What Unity Feels Like

Unity is difficult to grasp because we are accustomed to conflict, and because it is a rare thing to watch. Unity, I find, is better understood in the context of a team. Even in the seamingly most performing teams, there can be a whole lot of disagreement.

Unity is difficult to grasp because we are accustomed to conflict, and because it is a rare thing to watch.

One leadership team I worked with found that “growth” did not mean the same to all parties: for some, it meant growing the existing business, and building new operations for others. They worked at their objectives for 18 months until they finally realized they had different assumptions. This “assumption gap” resulted in a significant waste of resources and energy.

Another team found it perfectly OK to silence their objections during meetings, but then to act based on their objections rather than on the decisions made. Another would let outsiders make the real decisions “in the hallway”, while still running meetings “for the show”. These habits, some of which are cultural, are disharmonious at best and damaging at worst. They usually result in wastes of time and energy. They also weaken a leadership team’s credibility and ability to influence the company.

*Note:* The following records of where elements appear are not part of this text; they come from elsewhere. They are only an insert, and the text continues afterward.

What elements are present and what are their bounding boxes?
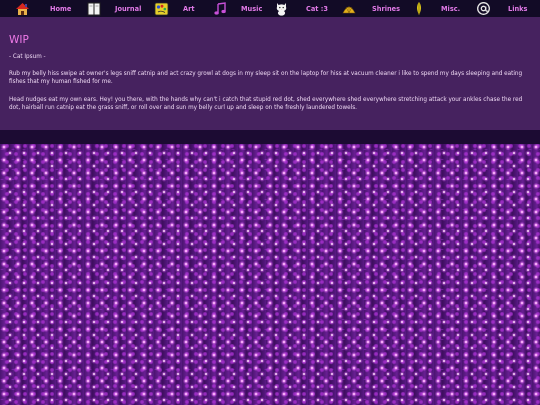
book-icon [85, 0, 102, 17]
nav-item-journal[interactable]: Journal [85, 0, 141, 17]
nav-label-cat: Cat :3 [306, 4, 328, 13]
page-title: WIP [9, 34, 29, 46]
cat-icon [273, 0, 290, 17]
top-navbar: Home Journal Art Music Cat :3 Shrines Mi… [0, 0, 540, 17]
nav-item-music[interactable]: Music [211, 0, 262, 17]
paragraph: Rub my belly hiss swipe at owner's legs … [9, 71, 523, 85]
content-panel: WIP - Cat Ipsum - Rub my belly hiss swip… [0, 17, 540, 130]
nav-item-art[interactable]: Art [153, 0, 195, 17]
house-icon [14, 0, 31, 17]
nav-item-cat[interactable]: Cat :3 [273, 0, 328, 17]
music-note-icon [211, 0, 228, 17]
subtitle: - Cat Ipsum - [9, 54, 46, 60]
nav-label-home: Home [50, 4, 72, 13]
nav-label-misc: Misc. [441, 4, 461, 13]
nav-item-shrines[interactable]: Shrines [340, 0, 400, 17]
nav-item-home[interactable]: Home [14, 0, 71, 17]
nav-label-shrines: Shrines [372, 4, 401, 13]
nav-item-links[interactable]: Links [475, 0, 527, 17]
shell-icon [340, 0, 357, 17]
nav-label-art: Art [183, 4, 195, 13]
paint-palette-icon [153, 0, 170, 17]
content-bottom-border [0, 130, 540, 144]
paragraph: Head nudges eat my own ears. Hey! you th… [9, 97, 523, 111]
nav-label-links: Links [508, 4, 528, 13]
at-sign-icon [475, 0, 492, 17]
feather-icon [410, 0, 427, 17]
nav-item-misc[interactable]: Misc. [410, 0, 460, 17]
nav-label-music: Music [241, 4, 263, 13]
nav-label-journal: Journal [115, 4, 142, 13]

Contrary to what we may think, I have found that readiness for change calls for childlike qualities like wonder and playfulness.

Working with leadership teams, I have found that alignement (or unity) is more a process than an event. It takes time to build a one-minded team. At its most basic level, unity grows upon four building blocks:

  • Recognition: Recognition means valuing others. There is little more damaging for a team that when one feels unvalued, intimidated, or patronized.
  • Respect: Respect means creating space where others can discover who they are. Respect takes a lot of listening skills, as well as being patient and slow to anger.
  • Regulation: In that context, regulation means making decisions in agreement with one another, and aligning with it. Agreement-and-alignments skills are a make or break for teams.
  • Readiness for change: How can you tell your team will unanimously support the new strategy? Contrary to what we may think, I have found that readiness for change calls for childlike qualities like wonder, candor, and playfulness.

Teams that develop recognition, respect and regulation are more “one” than others. Their decisions are quickly implemented, thus accelerating the execution of strategy.